In brief: May 2019


In Virginia, the Fourth Circuit Court of Appeals last week upheld a district court ruling that death row prisoners’ long-term detention in solitary confinement creates a “substantial risk” of psychological and emotional harm. The Fourth Circuit also agreed that the state was “deliberately indifferent” to the risk. This decision by the Fourth Circuit means the state cannot reinstitute solitary confinement and other conditions the district court found unconstitutional in 2018.

In Georgia, 52-year-old Scotty Morrow was executed last week. reports that Morrow was executed by lethal injection for the December 1994 murder of his ex-girlfriend, Barbara Ann Young, and her friend, Tonya Woods. Morrow’s death sentence had been overturned by a state court judge in 2011 on ineffective assistance of counsel, and a new trial was ordered, but the state Supreme Court reversed that decision and reinstated his death sentence. This was Georgia’s first execution this year.

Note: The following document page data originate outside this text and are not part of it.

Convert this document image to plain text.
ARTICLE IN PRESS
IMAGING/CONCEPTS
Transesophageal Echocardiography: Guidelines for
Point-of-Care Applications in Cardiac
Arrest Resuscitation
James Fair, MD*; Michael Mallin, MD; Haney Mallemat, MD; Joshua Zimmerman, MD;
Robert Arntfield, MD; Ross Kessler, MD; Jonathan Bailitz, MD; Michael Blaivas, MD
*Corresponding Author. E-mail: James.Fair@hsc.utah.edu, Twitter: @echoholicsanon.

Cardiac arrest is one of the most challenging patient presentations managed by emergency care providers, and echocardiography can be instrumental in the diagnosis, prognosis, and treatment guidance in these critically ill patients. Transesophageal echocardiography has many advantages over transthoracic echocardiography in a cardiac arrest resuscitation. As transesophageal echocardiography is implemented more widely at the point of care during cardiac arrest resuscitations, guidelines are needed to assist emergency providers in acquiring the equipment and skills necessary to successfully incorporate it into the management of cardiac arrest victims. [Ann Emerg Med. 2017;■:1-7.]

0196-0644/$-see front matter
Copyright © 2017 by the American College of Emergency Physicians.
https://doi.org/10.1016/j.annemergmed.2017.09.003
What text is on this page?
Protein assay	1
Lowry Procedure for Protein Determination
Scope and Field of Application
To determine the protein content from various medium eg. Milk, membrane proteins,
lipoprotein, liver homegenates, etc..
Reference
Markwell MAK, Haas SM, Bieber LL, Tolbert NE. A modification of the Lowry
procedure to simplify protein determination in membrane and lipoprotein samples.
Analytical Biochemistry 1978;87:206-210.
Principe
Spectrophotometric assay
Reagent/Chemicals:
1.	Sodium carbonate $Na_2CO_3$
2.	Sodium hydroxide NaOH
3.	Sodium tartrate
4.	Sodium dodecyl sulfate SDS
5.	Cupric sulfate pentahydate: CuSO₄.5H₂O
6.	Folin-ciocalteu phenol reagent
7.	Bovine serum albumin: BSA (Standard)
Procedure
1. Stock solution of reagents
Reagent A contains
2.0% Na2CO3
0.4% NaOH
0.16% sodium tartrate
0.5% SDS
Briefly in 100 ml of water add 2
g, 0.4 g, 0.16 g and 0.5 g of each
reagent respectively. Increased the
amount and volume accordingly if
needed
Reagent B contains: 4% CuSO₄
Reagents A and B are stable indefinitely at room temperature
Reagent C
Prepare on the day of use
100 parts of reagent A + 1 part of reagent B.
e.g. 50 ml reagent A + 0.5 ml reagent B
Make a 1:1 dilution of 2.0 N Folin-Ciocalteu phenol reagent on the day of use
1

In California, death row prisoner Miguel Magallon was found dead in his cell at San Quentin State Prison late last month. Prison officials say the cause of death is unknown. The 35-year-old Magallon was sentenced to death in 2009 for the murder of Los Angeles police office Capt. Michael Sparkes. And Brett Pensinger, a death row prisoner since 1982, died last week. Corrections officials say the 56-year-old Pensinger, who was convicted of killing five-month-old Michelle Melander in San Bernardino County, died of natural causes. Since 1978, 80 condemned prisoners have died from natural causes, 26 died by suicide, 13 were executed, 11 have died from other causes, and five deaths (including Magallon’s) are under investigation. There are 734 men and women on death row in California.

In New Hampshire, Gov. Chris Sununu vetoed a bill abolishing the death penalty that was passed by the House and Senate last month. However, the bill passed with a veto-proof majority, and the legislature is expected to override the veto before the current session adjourns in the next few months. New Hampshire will be the 21st state to abolish capital punishment.

In Louisiana, a new report finds that the state’s death penalty has cost taxpayers a minimum of $15.6 million a year over the past ten years. The Advocate reports that the study’s authors, retired New Orleans district Judge Calvin Johnson and Loyola Law Prof. William Quigley, also estimated that a defendant sentenced to death this year would probably exhaust all appeals in 2037 at the earliest, and in that length of time, Louisiana taxpayers will have spent another $281 million. There are 65 men and one woman on death row. The state’s last excution was in 2010.

In Texas, the final statements of prisoners who have been executed will no longer be made public. The Los Angeles Times reports that a state senator was so disturbed by the final statement from John William King, who was executed late last month, that he demanded corrections officials stop releasing such statements. King, an avowed racist, was one of three men convicted of killing James Byrd, Jr., a black man, by dragging him from the back of a truck in 1998. King is the third prisoner to be executed in Texas this year, and the fourth in the U.S.

In Pennsylvania, two state legislators, a Democrat and a Republican, are asking representatives from both sides of the aisle to join them in sponsoring a bill that would abolish the death penalty. Rep. Christopher Rabb, a Democrat, and Rep. Francis Ryan, a Republican, offer several reasons to abolish, including the exorbitant cost and the lack of deterrence, but focus on the risk of executing an innocent person. “One innocent life taken at the hands of the state is one too many,” the memorandum states three separate times.